The all-new theme for the game is introduced in “Main Theme” in counterpoint and conversation with a remixed excerpt of van Hecke’s music; the melody’s a potent one, and it really comes into its own in the following tracks. “Home Sweet Home” places it in a piano and mallet percussion context of almost unbearable downbeat sadness and beauty, while “Forest Greens” places it in a more upbeat and optimistic context spruced up by a light synth choir and more pizzicato. It winds through nearly ever context on the album, never losing its lovely but sad edge, and is even incorporated into a nice song at the album’s end with vocals by Bethany Mosley and lyrics by producer Velasco.
A number of original melodies cop up as well, like the beautiful woodwind “Shaded Plains,” which uses the main theme as a gorgeous interlude replete with chimes. But the pick of the album’s tracks is unquestionably “Subterra,” which offers soft keyboarding and orchestral accents performing a melody that’s equal parts smooth, synth, and sad (with fragments of the main theme interpolated to boot). A satisfying acoustic guitar arrangement of “Subterra” makes up a portion of “A Medley of Credits” as well, though this only serves to make listeners want more of the theme.
Sadowski’s music does have its issues. Action tracks that were a late addition to the game’s soundtrack like “Gears of Blob” and “Into the Citadel” are rather mundane in their straightforwardness and lack the spark of the music’s earlier highlights. But by far the biggest problem with the album is one of production; none of the themes are looped as they are in the game, fading out after only a single airing. This makes for a frustrating listen, since the music is more then good enough to sustain the industry standard two loops, and the resulting 40-minute album had 30 short tracks when it could have easily sustained twice that length. There are also a few tracks that have nighttime insect sound effects smothering the music; your tolerance of ambient noise in your music will determine your reaction to them.

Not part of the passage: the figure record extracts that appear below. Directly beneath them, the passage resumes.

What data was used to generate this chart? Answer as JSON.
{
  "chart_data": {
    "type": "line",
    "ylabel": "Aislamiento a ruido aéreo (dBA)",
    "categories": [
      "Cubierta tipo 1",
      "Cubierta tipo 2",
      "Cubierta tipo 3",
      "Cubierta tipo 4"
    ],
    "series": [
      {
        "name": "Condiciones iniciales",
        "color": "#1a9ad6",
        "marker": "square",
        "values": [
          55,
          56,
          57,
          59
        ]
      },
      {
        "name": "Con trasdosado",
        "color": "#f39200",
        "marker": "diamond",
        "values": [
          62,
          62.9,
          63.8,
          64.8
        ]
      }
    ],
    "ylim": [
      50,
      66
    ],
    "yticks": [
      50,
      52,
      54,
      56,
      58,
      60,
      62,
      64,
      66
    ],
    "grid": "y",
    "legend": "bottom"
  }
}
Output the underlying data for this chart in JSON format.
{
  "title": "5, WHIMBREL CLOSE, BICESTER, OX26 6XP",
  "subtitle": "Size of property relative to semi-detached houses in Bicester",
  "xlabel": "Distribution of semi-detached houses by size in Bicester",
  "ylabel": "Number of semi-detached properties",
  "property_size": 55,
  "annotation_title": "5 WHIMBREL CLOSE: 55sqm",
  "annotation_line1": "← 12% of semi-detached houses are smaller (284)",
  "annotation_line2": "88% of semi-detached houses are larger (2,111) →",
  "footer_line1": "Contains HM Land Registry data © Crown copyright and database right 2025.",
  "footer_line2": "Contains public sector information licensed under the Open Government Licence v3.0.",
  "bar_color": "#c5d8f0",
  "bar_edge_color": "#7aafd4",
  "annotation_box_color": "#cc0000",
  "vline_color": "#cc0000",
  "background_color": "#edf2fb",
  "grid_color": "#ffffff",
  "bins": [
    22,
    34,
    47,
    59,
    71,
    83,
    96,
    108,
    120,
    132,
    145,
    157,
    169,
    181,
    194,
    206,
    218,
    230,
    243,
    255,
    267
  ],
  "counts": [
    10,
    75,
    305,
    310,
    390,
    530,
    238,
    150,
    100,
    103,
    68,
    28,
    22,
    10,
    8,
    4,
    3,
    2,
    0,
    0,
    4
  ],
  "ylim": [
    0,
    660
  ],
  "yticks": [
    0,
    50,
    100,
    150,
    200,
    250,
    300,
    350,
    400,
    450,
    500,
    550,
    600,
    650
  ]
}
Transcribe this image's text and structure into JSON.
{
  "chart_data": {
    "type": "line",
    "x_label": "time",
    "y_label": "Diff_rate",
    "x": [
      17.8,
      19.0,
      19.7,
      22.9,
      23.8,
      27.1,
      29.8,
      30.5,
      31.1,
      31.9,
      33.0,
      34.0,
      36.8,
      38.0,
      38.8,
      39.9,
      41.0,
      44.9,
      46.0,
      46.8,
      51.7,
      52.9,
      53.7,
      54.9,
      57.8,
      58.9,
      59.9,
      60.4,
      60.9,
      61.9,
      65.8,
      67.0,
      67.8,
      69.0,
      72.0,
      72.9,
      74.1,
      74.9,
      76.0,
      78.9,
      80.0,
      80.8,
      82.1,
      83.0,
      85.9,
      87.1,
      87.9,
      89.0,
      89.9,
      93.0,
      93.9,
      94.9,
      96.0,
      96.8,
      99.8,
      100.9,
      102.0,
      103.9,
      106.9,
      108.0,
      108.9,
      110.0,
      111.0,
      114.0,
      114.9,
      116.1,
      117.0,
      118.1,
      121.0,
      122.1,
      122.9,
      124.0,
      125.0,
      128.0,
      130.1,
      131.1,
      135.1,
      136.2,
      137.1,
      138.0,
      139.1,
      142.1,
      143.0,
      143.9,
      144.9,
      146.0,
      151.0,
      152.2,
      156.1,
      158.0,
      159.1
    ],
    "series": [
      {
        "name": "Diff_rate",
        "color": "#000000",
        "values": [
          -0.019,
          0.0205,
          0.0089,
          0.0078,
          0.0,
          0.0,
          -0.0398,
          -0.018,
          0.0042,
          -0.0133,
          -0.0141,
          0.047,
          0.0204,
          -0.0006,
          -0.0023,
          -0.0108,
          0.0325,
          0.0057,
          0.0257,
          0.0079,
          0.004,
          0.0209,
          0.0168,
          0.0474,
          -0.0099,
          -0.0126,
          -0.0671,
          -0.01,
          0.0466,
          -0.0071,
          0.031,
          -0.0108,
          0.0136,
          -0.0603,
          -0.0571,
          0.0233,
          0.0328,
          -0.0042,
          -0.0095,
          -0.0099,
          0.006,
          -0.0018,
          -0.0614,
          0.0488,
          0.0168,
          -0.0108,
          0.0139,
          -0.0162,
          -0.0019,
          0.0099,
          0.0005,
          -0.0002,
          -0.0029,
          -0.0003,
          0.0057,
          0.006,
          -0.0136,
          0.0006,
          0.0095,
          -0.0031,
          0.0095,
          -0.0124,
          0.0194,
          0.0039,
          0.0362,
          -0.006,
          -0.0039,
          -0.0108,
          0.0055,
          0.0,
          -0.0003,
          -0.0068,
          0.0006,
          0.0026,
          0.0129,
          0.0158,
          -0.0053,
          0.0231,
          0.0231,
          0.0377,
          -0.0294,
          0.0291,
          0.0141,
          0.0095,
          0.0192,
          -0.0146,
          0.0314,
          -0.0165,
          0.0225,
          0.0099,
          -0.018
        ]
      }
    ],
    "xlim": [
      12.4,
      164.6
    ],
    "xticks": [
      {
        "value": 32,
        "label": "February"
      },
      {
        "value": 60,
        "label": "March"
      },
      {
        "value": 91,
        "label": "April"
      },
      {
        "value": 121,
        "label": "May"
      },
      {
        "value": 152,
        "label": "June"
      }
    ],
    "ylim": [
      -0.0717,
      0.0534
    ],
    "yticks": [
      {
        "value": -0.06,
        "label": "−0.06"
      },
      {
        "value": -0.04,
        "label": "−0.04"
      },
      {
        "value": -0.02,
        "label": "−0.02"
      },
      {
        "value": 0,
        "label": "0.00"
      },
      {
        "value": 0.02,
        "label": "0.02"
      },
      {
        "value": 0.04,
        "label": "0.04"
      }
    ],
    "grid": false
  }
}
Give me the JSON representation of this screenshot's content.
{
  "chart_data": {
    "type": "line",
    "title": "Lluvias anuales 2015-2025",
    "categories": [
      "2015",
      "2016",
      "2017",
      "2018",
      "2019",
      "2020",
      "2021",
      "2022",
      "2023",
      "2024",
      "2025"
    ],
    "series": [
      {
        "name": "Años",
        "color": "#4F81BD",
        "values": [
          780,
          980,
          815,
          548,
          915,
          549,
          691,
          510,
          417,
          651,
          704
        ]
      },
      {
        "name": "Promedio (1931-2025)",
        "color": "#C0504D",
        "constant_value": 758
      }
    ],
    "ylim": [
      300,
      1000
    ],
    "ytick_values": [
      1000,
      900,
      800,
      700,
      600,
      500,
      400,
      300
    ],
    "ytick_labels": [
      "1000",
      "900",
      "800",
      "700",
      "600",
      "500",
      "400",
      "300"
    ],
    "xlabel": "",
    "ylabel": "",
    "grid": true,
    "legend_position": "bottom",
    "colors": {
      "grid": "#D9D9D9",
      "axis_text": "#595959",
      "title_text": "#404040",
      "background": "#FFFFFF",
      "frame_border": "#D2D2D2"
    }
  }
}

Even with those problems, Sadowski’s A Boy and His Blob is exceptionally engaging for most of its length, making the best of the tools available to the composer to create something that is both affecting and joyous, much like the game itself strove to be. The album is available digitally as an iTunes exclusive, and while fuller fan rips of the music exist, the music was downsampled for the Wii platform and the muddiness that comes with that makes it unacceptable. Frustrations on the album production aside, A Boy and His Blob is not to be missed.